De repente aparece en los mensajes recibidos de mi computador una maravilla escrita en viejos caracteres como si hubiera sido enviada desde la primera Underwood que se puso en funcionamiento.  Sin darme cuenta volteo la vista hacia la máquina de escribir mía, otra Underwood que duerme hace años en la repisa a mis espaldas. Lo que recibo es el discurso de Annie Ernaux cuando recibió el Nobel hace unas semanas. Recuerda lo que puso en su diario íntimo hace cinco décadas, cuando aseguró que escribiría para vengar a su raza, de la mano con Rimbaud quien se sintió de raza inferior para toda la eternidad y no sé por qué hoy yo me siento igual. Con sencillez sus palabras se introducen placenteramente en esa parte de mi alma donde alcanzan a resonar pocas cosas, pero con sonido perenne. Las atesoro en mi bolsillo de las cosas impalpables y siento que alguien, ese alguien único, me ha enviado la paloma mensajera de un texto de lectura necesaria y valiente. Sobre todo, necesaria para mí, que ando requerido de abrazos.

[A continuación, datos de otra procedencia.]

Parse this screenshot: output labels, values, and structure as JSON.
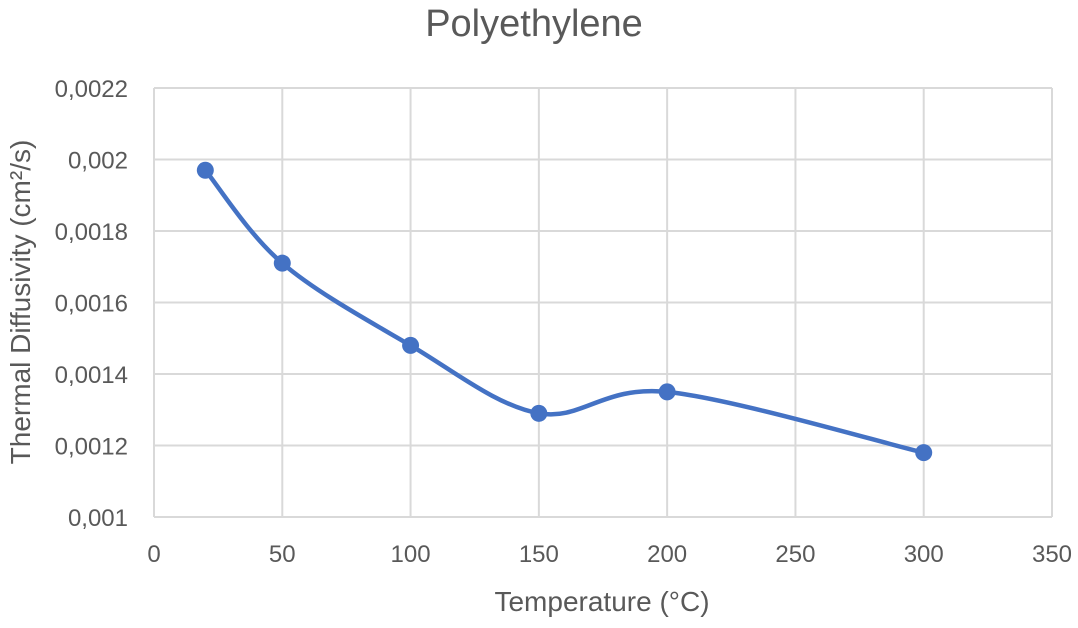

En ese mismo instante, mi hija recupera uno de los cactus recogidos en el desierto de Atacama algún domingo de mi vida en Calama, cuando me escapaba luego del almuerzo familiar y me internaba por arenales de hierbas ralas secas como el papel de mi impresora, adivinando huellas inexistentes que siempre imaginé precolombinas. Atravesaba la soledad hasta encontrar el único árbol que me permitía leer la prensa dominical recostado en su tronco, escapando así de las horribles caravanas familiares a tomar helados en la plaza de los pimientos centenarios. El cactus ha crecido como ha podido, abandonado a su seca vida junto a la baranda de mi departamento pero sigue verde a pesar de todo, también silente tronco de espinas alejado de la mano de Dios, sin saber cómo y recibiendo el riego de nadie, creciendo sus capas de paciencia en uno de mis tarros donde recolectaba tipos de tierra tratando de encontrar arenas auríferas, a pesar de que desde mi balcón el desierto está más lejos todavía. Siempre el desierto está lejos, aunque uno viva en sus cercanías.

Con los ojos brillantes, mostrando toda su dedicación al salvataje del hierro de mi vida, Rosario me mira:

–Nació una flor del cactus, color naranja, –dice–. Naranja, ¿te das cuenta? El mismo color de los cojines de tus muebles de hierro.

No tengo más remedio que cerrar los ojos y ver, casi tocar, a mi madre en su terraza con sus muebles de hierro, que ahora son míos. La mesa de hierro donde ella tomaba su té de las cinco de todas las tardes.

–Dura un día. La flor, –dice después Rosario.

Quedo en silencio.

Un día.

Miro ese delicado y recio estallido de pétalos, que ha aparecido como alguien ajeno que entrara por la puerta cerrada. Intento divisar su crecimiento por instantes, flor apurada porque sólo dispone de este día, minutos para estampar su historia. Le lanzo toda la intensidad que pueda saltar desde mis ojos. Desato el reloj de mi muñeca izquierda para que las horas tengan más de sesenta minutos. Que el minutero aminore su traquetear infinito.

Nos quedan las horas de la tarde todavía. Y regreso a la revisión de mi cuento.